Envolto na atmosfera do Dia Internacional dos Direitos Humanos, no dia 10, decorrente do aniversário da Declaração Universal, aproveito para abordar a maneira como a temática do meio ambiente tem emergido nas iniciativas recentes da organização de direitos humanos Anistia Internacional, a partir de ações urgentes[2], petições, notas públicas, pesquisas, relatórios e campanhas, sob um olhar predominantemente  voltado (mas nem só) para o Brasil.  

 

Todos estamos acostumados a ver a Anistia Internacional associada a casos e temáticas sobre prisioneiros de consciência, pena de morte, tortura, execuções extrajudiciais, desaparecimentos, refugiados, luta pela terra (indígenas, quilombolas e camponeses), deslocamentos forçados, liberdade de expressão e manifestação, privacidade digital, racismo, identidade de gênero e orientação sexual, dentre outros; porém, ao longo do tempo, tem sido incomum vê-la associada diretamente às questões ambientais e climáticas. Porém, isso parece estar mudando, ao menos pelo que se apresenta até o momento.  

 

Talvez o elo mais palpável, ainda que indireto, que a organização sempre estabeleceu com as questões ambientais tenha sido sua atuação em casos envolvendo comunidades ou ativistas perseguidos, assassinados ou sob risco de serem expulsos de suas terras ancestrais, geralmente pelos interesses de empresas e projetos chamados de desenvolvimentistas.
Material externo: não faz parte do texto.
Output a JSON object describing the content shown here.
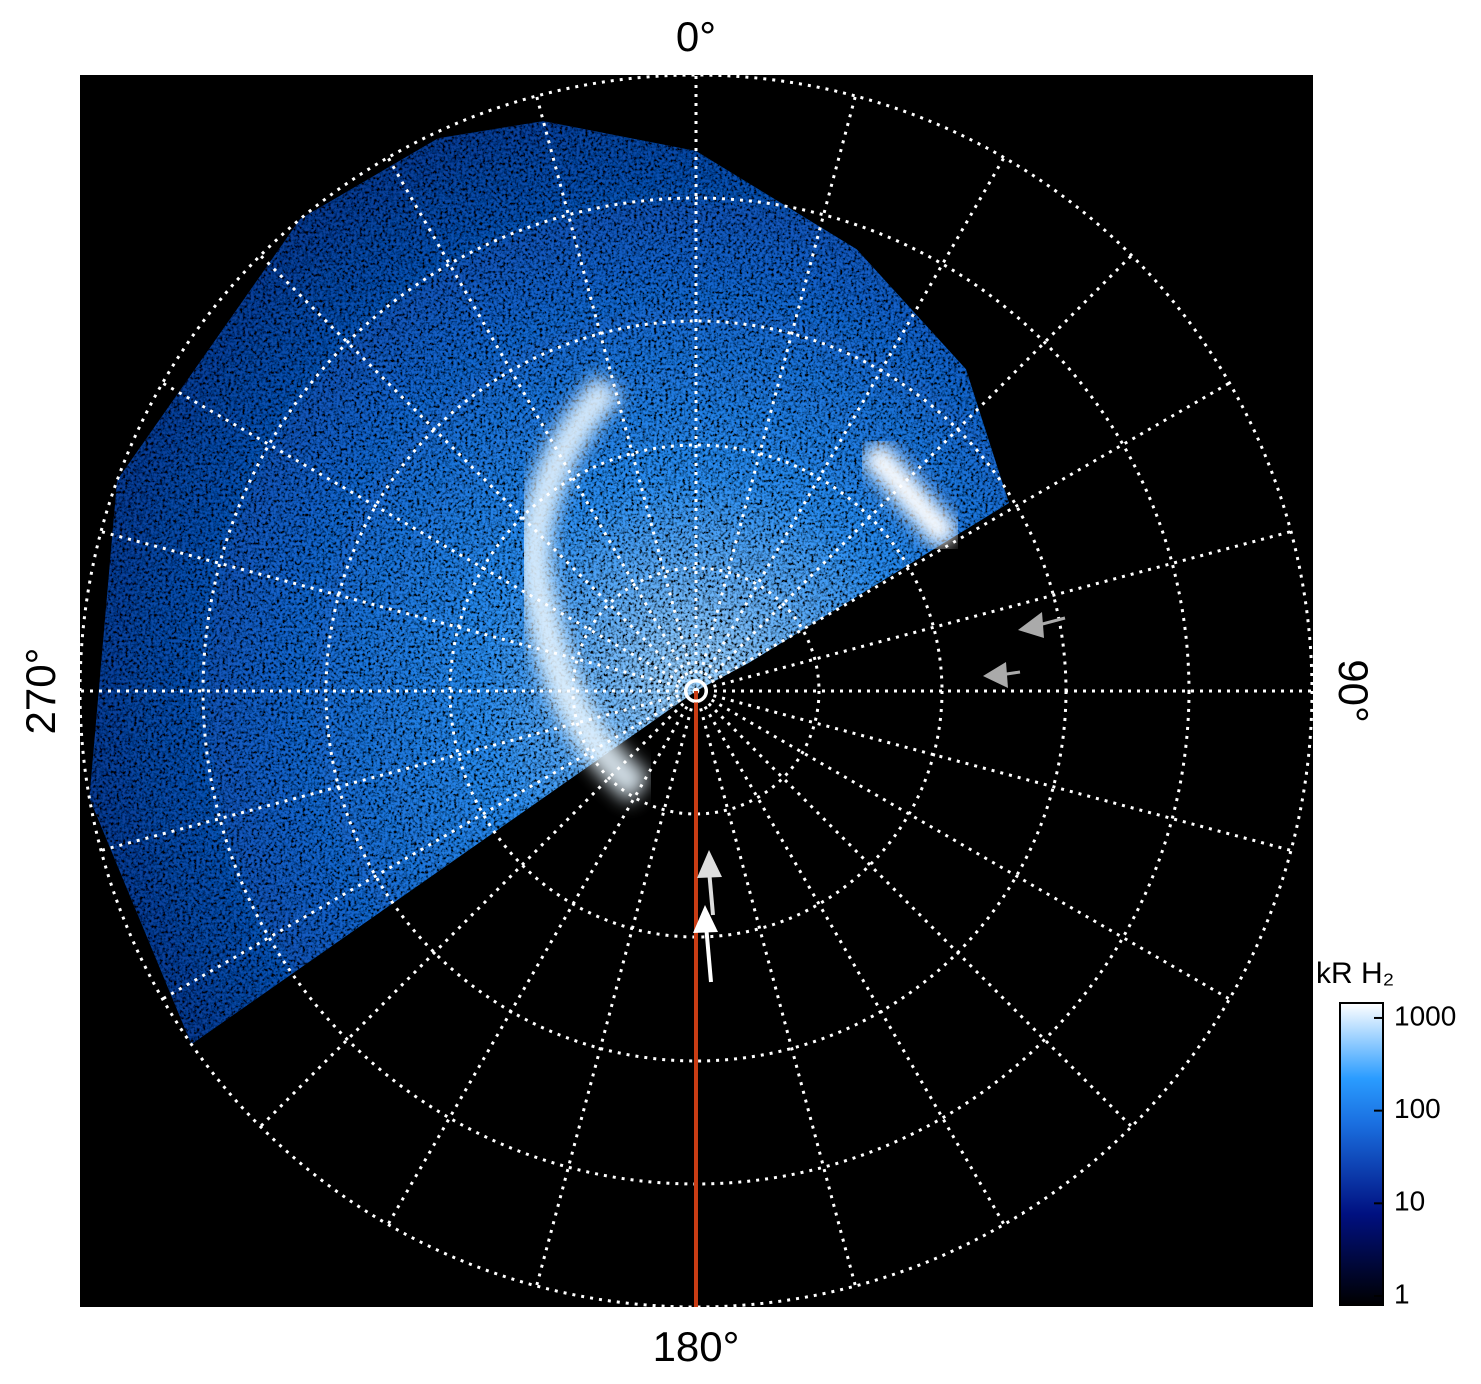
{
  "projection": {
    "labels": {
      "top": "0°",
      "right": "90°",
      "bottom": "180°",
      "left": "270°"
    },
    "colorbar": {
      "title": "kR H₂",
      "log": true,
      "lim": [
        0.8,
        1450
      ],
      "ticks": [
        1,
        10,
        100,
        1000
      ]
    }
  }
}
Ao longo do tempo foram muitos casos desse tipo, mas sem uma preocupação predominantemente ambientalista, ainda que haja conexões, evidentemente.     

 

Prenúncio de alguma mudança aconteceu na Campanha Escreva por Direitos (Maratona de Cartas) de 2017[3], com o caso Clovis Razafimalala, defensor ambiental de Madagascar, mais especificamente na sua luta contra o perigo de extinção das árvores de palisandro (jacarandá), alvo de comércio contrabandista. A escolha de um ativista desse naipe, dentre os demais, foi algo inédito. 

 

Muito significativa, nessa perspectiva ambientalista, foi a escolha do ativista sul-africano Kumi Naidoo para assumir o cargo de Secretário Geral da Anistia Internacional, desde agosto de 2018, cargo que ocupou por anos naquela que é considerada a maior organização ambiental do mundo: o Greenpeace. 

 

Os discursos de Kumi Naidoo na Anistia Internacional em geral batem na tecla da indivisibilidade e a interdependência dos direitos humanos como necessária prática de atuação, na conexão com a catástrofe climática e ambiental em curso. Ao assumir o cargo, afirmou:

 

“Nosso mundo enfrenta problemas complexos que só podem ser combatidos se nos libertarmos das ideias antigas de que direitos humanos abrangem apenas algumas formas de injustiça que as pessoas enfrentam. Os padrões de opressão em que vivemos estão interligados”[4].

 

Em nota da Anistia Internacional Brasil[5] de junho de 2019 se lê:

 

Para a Anistia Internacional, o fracasso dos governos em agir contra as alterações climáticas pode ser a maior violação intergeracional de direitos humanos da história”. [6]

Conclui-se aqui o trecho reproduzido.